I know that some people are waiting for me to spill the beans on my departure from CBC … and I will get to it … eventually. But it’s hard. There’s so much stuff to unpack and so I might as well start here. In 1980, age 17. Feeling luminous. Feeling like anything was possible. Feeling like I was about to tap into something much bigger than myself. And when anyone asked me what I wanted to do with my life I had a very ambitious but heartfelt answer (no less so for also being very practiced and oft-repeated): “I want to write one book, release one album and make one movie”. At the time, it seemed an eminently realizable goal. I had started my own alternative magazine at school, which included a review of Prince’s Dirty Mind album. Prince was four years and one week older than me and he was already on his third album but I still had time. My friend Bob Esplin and I had formed a 4-CasioVL-Tone/4 hands duo we called TALK. We considered it Steve Reich-esque and knocked on the doors of the cool kids on Queen St. with a performance/cassette-release in the legendary back room of the Cameron House Hotel. So there’s a writing career under way and a modest album release of sorts. As for the movies, I was devouring all kinds of cinema and borrowing mum’s car for late-night screenings of Kenneth Anger and Michael Snow at The Funnel, under the shadow of the Richmond St. off-ramp from the Don Valley Parkway. And I’d planned on attending the York University Film School.
So what happened? When I think with some embarrassment now about my pronouncement, I realize that it’s not because it was hubristic or too ambitious. It wasn’t ambitious enough. It was the expression of a budding dilettante. I had listed those accomplishments in bucket-list fashion. Prince made about 45 albums over his lifetime and who knows how many he would have created had he lived past 57. Barbara Cartland wrote over 720 novels and holds the Guinness World record for most novels written in a year: 23! Not great art, perhaps, but production. By the time you read this, Werner Herzog will have made 70 films. The thing you read all the time about all these creators in any field is that they are often remaking the same thing over and over again. Not in a bad way (although, Cartland ...?) Not simple recycling. It’s about trying to approach the same preoccupations from different angles; trying to explore the fullness of a persistent mystery; seeing the whole universe reflected in every shard and particle; peeling an onion a layer at a time. And with each kick at the can, some new skill is honed, some opinion becomes more pointed, some presumption is abandoned. It is the sculptural process of becoming oneself over multiple iterations. Did I expect to say all there was to say in my three great works? Did I hope to master each craft right out of the gate and move on to a life spent raking in the royalties?

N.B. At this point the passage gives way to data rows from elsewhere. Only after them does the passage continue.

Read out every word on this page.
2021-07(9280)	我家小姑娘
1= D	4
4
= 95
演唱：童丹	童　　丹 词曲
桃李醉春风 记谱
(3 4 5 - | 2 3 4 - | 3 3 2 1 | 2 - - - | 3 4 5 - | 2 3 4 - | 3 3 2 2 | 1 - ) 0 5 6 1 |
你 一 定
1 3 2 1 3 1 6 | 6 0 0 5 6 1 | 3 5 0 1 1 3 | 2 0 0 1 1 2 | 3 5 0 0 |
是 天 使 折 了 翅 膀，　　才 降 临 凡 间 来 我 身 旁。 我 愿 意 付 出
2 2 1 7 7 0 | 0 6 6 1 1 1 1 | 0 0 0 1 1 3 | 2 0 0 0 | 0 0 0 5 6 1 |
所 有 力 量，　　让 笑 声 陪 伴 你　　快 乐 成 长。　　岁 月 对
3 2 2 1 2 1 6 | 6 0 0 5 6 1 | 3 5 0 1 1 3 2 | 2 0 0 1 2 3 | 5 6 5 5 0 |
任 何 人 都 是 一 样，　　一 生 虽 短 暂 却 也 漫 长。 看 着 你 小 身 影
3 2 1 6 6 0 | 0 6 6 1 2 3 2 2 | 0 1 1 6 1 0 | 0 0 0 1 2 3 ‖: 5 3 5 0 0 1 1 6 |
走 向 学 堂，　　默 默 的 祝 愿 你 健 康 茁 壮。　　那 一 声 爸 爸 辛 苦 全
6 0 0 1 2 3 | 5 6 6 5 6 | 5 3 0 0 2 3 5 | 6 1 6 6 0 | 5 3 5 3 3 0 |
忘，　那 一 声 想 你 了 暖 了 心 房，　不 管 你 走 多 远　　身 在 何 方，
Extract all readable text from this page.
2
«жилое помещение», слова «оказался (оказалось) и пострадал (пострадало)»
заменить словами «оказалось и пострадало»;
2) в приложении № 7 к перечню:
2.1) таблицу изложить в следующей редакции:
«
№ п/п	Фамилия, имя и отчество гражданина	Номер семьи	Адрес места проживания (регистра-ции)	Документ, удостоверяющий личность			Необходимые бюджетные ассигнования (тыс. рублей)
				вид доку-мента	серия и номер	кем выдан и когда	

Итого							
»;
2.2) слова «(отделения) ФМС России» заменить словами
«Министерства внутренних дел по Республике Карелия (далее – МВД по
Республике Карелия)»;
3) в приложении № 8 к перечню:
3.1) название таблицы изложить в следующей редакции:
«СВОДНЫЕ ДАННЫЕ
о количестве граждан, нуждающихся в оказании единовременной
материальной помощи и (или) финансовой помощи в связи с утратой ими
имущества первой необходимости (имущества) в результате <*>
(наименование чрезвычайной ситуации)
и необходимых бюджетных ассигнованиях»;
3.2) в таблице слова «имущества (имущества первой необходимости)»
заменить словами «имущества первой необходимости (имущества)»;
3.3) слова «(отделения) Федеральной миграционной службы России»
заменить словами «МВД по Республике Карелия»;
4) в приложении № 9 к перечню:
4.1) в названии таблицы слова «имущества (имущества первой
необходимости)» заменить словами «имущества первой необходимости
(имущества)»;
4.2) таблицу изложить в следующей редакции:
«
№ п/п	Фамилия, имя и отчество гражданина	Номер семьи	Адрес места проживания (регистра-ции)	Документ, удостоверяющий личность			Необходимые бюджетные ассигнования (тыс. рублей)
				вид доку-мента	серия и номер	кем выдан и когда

I have said in my profile here and elsewhere that I believe we are all greater than the sum of our parts. This is a belief about society and about what it means to be human. It is a convenient belief for a dilettante, frankly. And although I sound like I might be beating myself up a bit for a shallow pool of accomplishments (of which I am nonetheless proud), I don’t mean it that way. I value the quality of having a broad range of interests and influences and tastes – it makes for an interesting life and a variety of avenues to explore. It widens one’s world. But I always envied those kids who had a singular vision and purpose and dedication that drove them on a highly particular path. Don’t get me wrong, that path can be fraught and can lead to dark cul-de-sacs. A friend of mine was an accomplished professional musician with a long career who decided that she didn’t know who she was without her instrument and wanted to find out. So she upended her life, put her axe away and set off on a journey of self re-discovery. But sometimes it seems like maybe the music wasn’t so much a veil over her identity as it was a compass – an instrument in the non-musical sense with which to navigate to a greater understanding of herself. Maybe that’s just me projecting myself into the shoes of someone with a specialty, with mastery.
Radio was perfect for me. It was simultaneously a way to turn focus on others, to make a broad survey of a whole universe of music and culture and perspectives and a craft in itself – the work of synthesizing all those elements into something (a show or a series) with a shape and an arc of its own. And in a way, that’s what Six String Nation has been too: a collection of individual stories and experiences given a collective structure – a guitar-shaped portal to an alternative appreciation of Canadian history, culture and identity that is both intimate and sweeping at the same time.
Alas, CBC ended my radio career for me and Six String Nation struggles day to day just to survive. There have been lots of big milestone achievements along the way that make for a colourful accounting at the very least. But I can’t help but feel sometimes that I aimed low and accidentally got what I wished for.